How do I solve this problem? I do not know where to begin nor does anyone close to me. I am lost and I need help. Thank you so much for whoever helps.

Answer 1

Picture a quarter-plane rectangular grid in $n$ and $m$. Then the equations $$ F(1,n) = F(n,1) = 1 $$ place the value $1$ along the edges of that grid. Now look at the equation $$ F(n+1,m+1) = F(n+1,m) + F(n, m+1) $$ Whenever we have an empty square with filled in values below and to the immediate left, we can now fill in that square using said equation.
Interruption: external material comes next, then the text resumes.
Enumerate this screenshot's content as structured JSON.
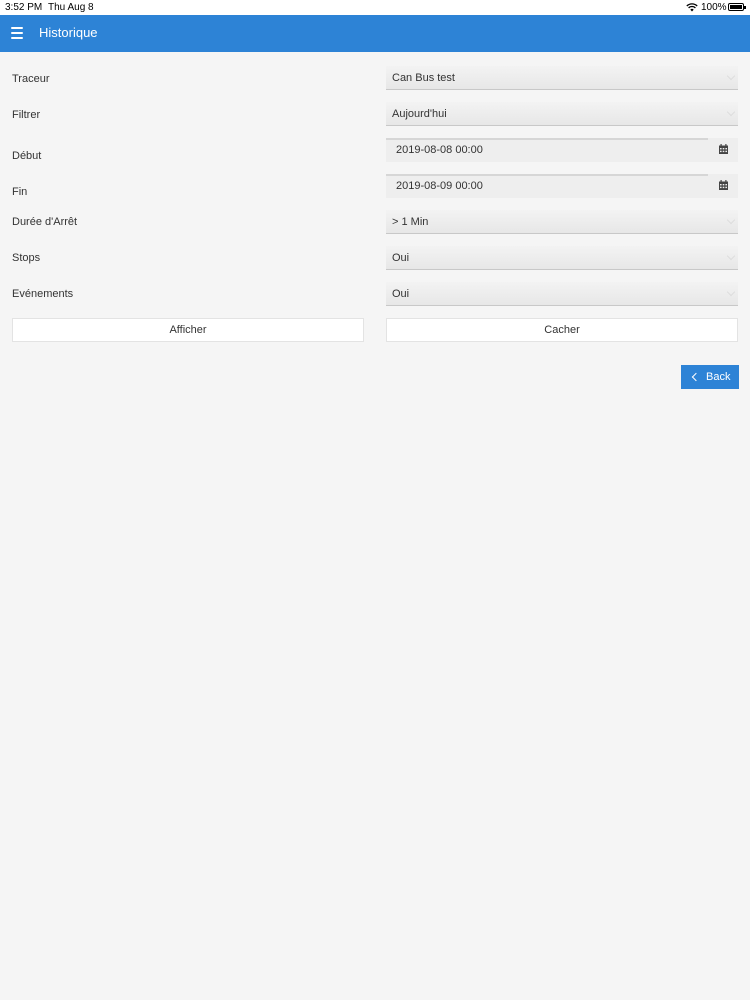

Fo for example $$F(2,2) = F(2,1) + F(1,2) = 1+1 = 2\\ F(3,2) = F(3,1) + F(2,2) = 1+2 = 3 \\ \vdots \\ F(n,2) = F(n,1) + F(n-1,2) = 1 + n-1 = n $$ And once you have filled in that row, $$F(2,3) = F(2,2) + F(1,3) = 2+1 = 3\\ F(3,3) = F(3,2) + F(2,3) = 3+3 = 6 \\ F(4,3) = F(4,2) + F(3,3) = 6+6 = 10 \\ \vdots \\ F(n,3) = F(n,2) + F(n-1,3) = n + \frac{n(n-1)}{2} = \frac{(n+1)n}{2} $$

Answer 2

Using the rules: $F(n,1)=F(n,1)=1; F(n+1,m+1)=F(n,m+1)+F(n+1,m)$: $$\begin{align}F(1,1)&=1;\\ F(1,2)&=F(2,1)=1;\\ F(2,2)&=F(1,2)+F(2,1)=2;\\ F(3,2)&=F(2,2)+F(3,1)=2+1=3;\\ F(2,3)&=F(1,3)+F(2,2)=1+2=3;\\ \vdots\end{align}$$ We get the Pascal triangle for $F(m,n)$: $$\begin{array}{c|c|c|c|c|c|c} m/n & 1 & 2 & 3 &4 &5&6&\cdots \\ \hline 1 & 1 & 1 & 1 &1&1&1 \\ \hline 2 & 1 & 2 & 3&4&5&6 \\ \hline 3 & 1 & 3 & 6&10&15&21\\ \hline 4 & 1 & 4 & 10&20&35&56\\ \hline 5 & 1 & 5 & 15&35&70&126\\ \hline 6 & 1 & 6 & 21&56&126&252\\ \hline \vdots \\ \end{array}$$ Hence: $$\begin{align}F(m,n)&= {m+n-2\choose n-1}=\frac{(m+n-2)!}{(n-1)!(m-1)!}.\\ F(2,n)&={n\choose n-1}=\frac{n!}{1!(n-1)!}=n.\\ F(3,n)&={n+1\choose n-1}=\frac{(n+1)!}{2!(n-1)!}=\frac{n(n+1)}{2}.\end{align}$$ Note: $F(m,n)=F(n,m)$.